Summer Is Prime Time for Building School-Community Partnerships
Ron Fairchild
As school districts across the country cut summer school to deal with budget crises, Minneapolis (Minn.) Public Schools is expanding summer learning opportunities to thousands of young people. Minneapolis isn't spinning its own gold or enjoying a surplus. Instead, the 36,000-student district, which faces the same financial pressures as other school systems, is beating the national trend by building new partnerships to launch Camp MPS, the product of a two-year effort to overhaul summer school for elementary and middle school students.
The program features a range of offerings that build essential academic knowledge and skills in morning sessions and provide high-interest recreation and enrichment activities in the afternoon. Minneapolis's expanded summer programming will stretch to six hours each weekday for five weeks, and a pilot program will extend for eight hours a day over a six-week period.
Educators in Minneapolis and other cities like Cincinnati, Philadelphia, and Pittsburgh are finding that some of the best opportunities for schools to build relationships with parents and community groups happen outside of the traditional school schedule, and particularly during the summer. Partnerships with museums, camps, youth groups, and outdoor education organizations allow participants to stretch limited resources, provide a broader range of educational activities, and create greater alignment among parent, school, and community efforts to keep kids on the path to healthy development and academic success.
The approach in Minneapolis reflects a new vision of summer learning being adopted by districts looking to move away from the remedial and often punitive model that has long defined summer school. Those districts are tapping into federal and state school-improvement funds, as well as contributions from private organizations, to not only maintain but also revamp their summer learning programs.
Minneapolis Public Schools spends $6 million in public and private funds annually on its summer programming, much of it available thanks to Minnesota's graduation incentive law, which allows schools to use targeted state funding for out-of-school programs for students who meet eligibility requirements. Community organizations, like Wilderness Inquiry and parks and recreation centers, have become partners in the effort, bringing needed resources and expertise into the schools.
Summer program providers are natural allies of schools. They often serve the same families; have established relationships with parents, youth, and local leaders; and share a commitment to nurturing students' skills and interests. Strengthening and expanding such partnerships is one of the nine principles advocated by the National Summer Learning Association in its new vision for summer school.
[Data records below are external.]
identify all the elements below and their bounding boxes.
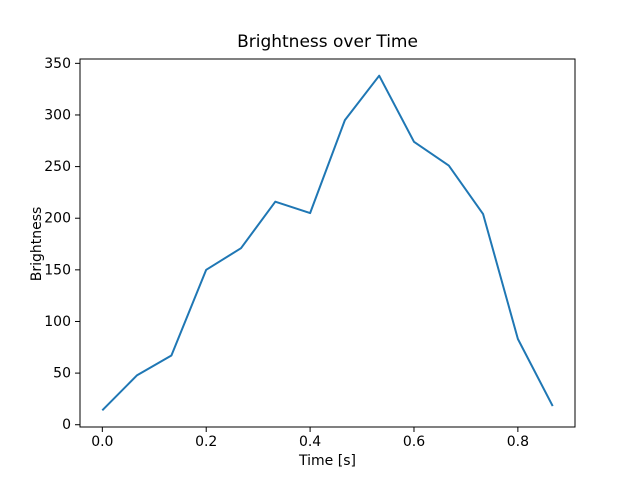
y-tick-label: 0 — [62, 417, 71, 433]
plot-area — [80, 59, 575, 427]
y-axis-label: Brightness — [29, 207, 45, 282]
y-tick-label: 300 — [44, 107, 71, 123]
y-tick-label: 100 — [44, 314, 71, 330]
x-tick-label: 0.6 — [403, 434, 425, 450]
y-tick-label: 350 — [44, 56, 71, 72]
x-axis-label: Time [s] — [298, 453, 356, 469]
y-tick-label: 150 — [44, 262, 71, 278]
y-tick-label: 50 — [53, 366, 71, 382]
chart-title: Brightness over Time — [237, 32, 418, 52]
y-tick-label: 250 — [44, 159, 71, 175]
y-tick-label: 200 — [44, 211, 71, 227]
axis-ticks: 0.0 0.2 0.4 0.6 0.8 0 50 100 150 200 250 300 350 — [44, 56, 529, 450]
x-tick-label: 0.0 — [91, 434, 113, 450]
x-tick-label: 0.8 — [507, 434, 529, 450]
x-tick-label: 0.2 — [195, 434, 217, 450]
x-tick-label: 0.4 — [299, 434, 321, 450]
axes-spines — [79, 58, 576, 428]
brightness-series-line — [101, 74, 554, 412]
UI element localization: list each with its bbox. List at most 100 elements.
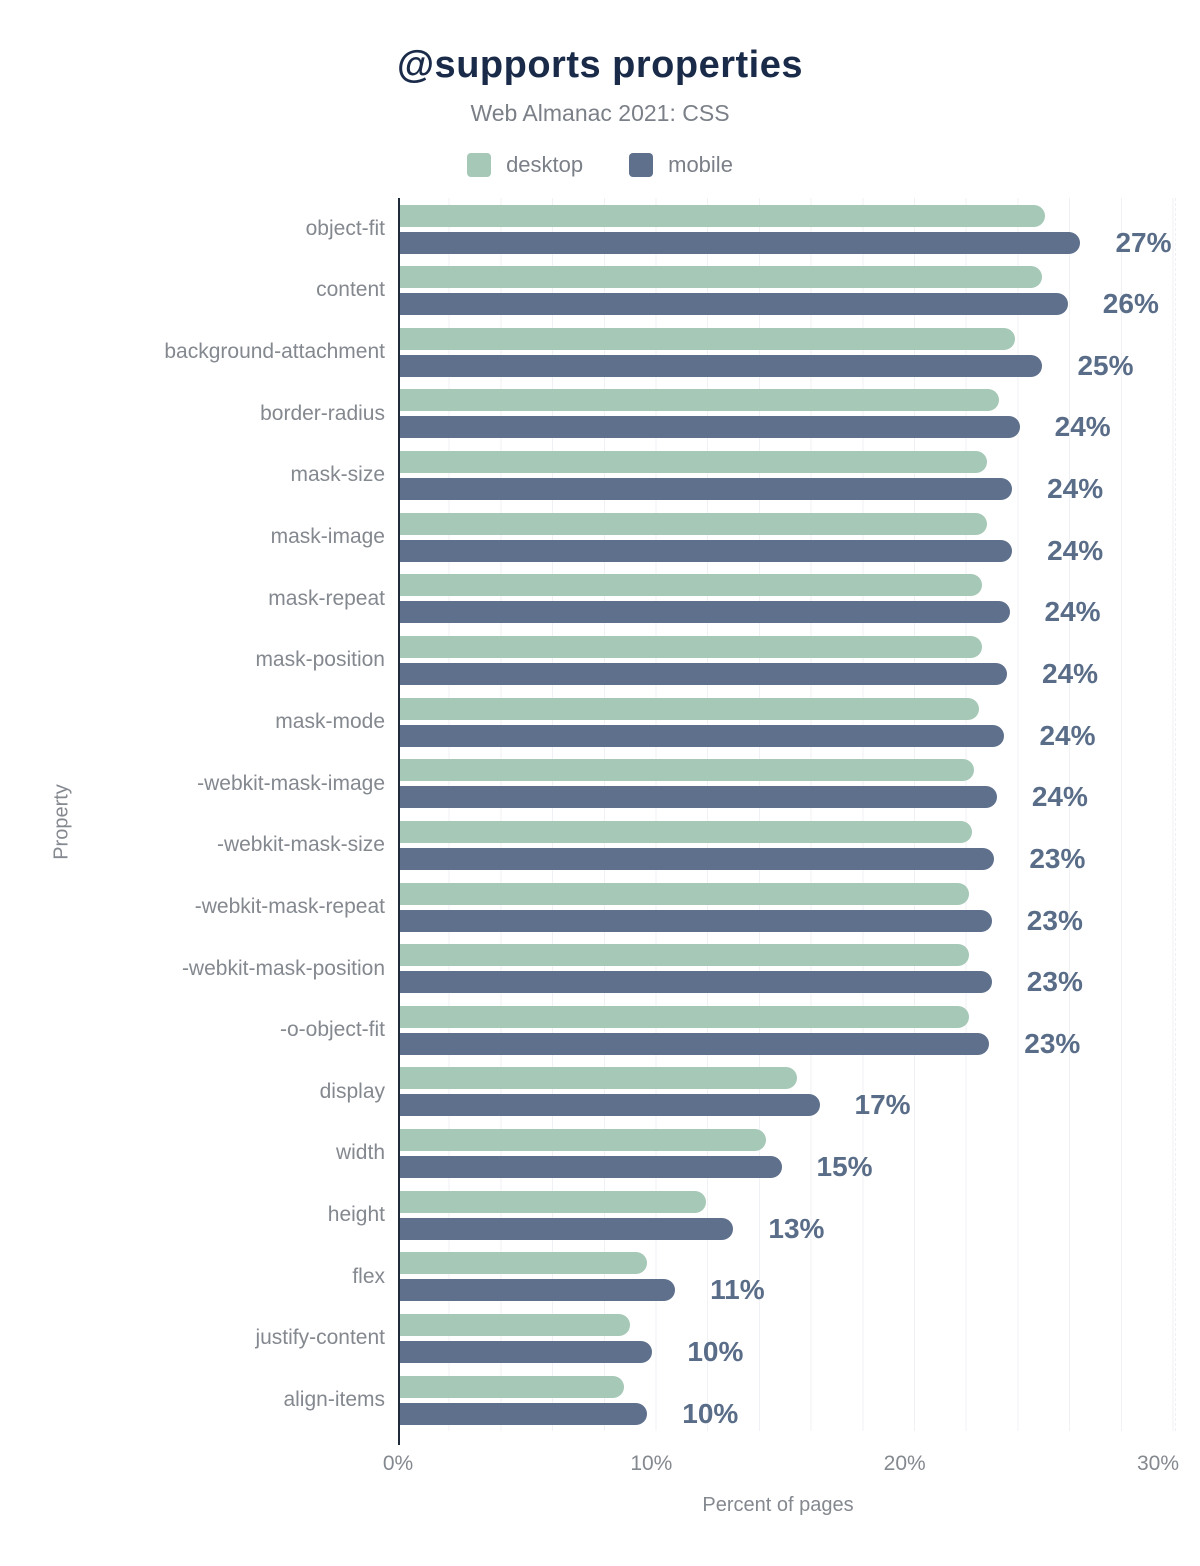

By collaborating with community organizations, schools are better able to help students pursue their passions during the summer months, whether in the arts, science, or the outdoors, says U.S. Secretary of Education Arne Duncan. In a video interview released by the Education Department last year, Duncan called summer learning programs "one of the best investments schools can make." Partnerships, he added, allow schools to leverage limited resources to extend learning through summer activities that are both engaging and educational. In some cases, they may also allow for joint planning, staff training, and promotional activities.
Parents form a critical part of the equation as well. Although schools should develop strong relationships with parents year-round, they can reinforce those connections during the summer break. High-quality summer programs consider families primary stakeholders and build in opportunities for parents and guardians to participate and volunteer.
Parents play a key role in getting students to attend and participate in summer learning programs, so it's important that they understand the goals and benefits for their children. Communicating those messages to parents, as well as sharing positive and constructive feedback about program activities and their children's progress, can deepen parents' commitment to the program and motivate them and their children to participate more fully.
Creating stronger links between school, community, and families ultimately benefits students and learning. Young people in Minneapolis and other cities finding ways to invest in and expand summer learning will reap these benefits for years to come. Even in difficult fiscal times, policymakers, community leaders, and educators must be creative and committed to providing enriching summer experiences. Cutting these programs may be the expedient answer, but it is not the right one.

Ron Fairchild is the chief executive officer of the National Summer Learning Association in Baltimore, Md.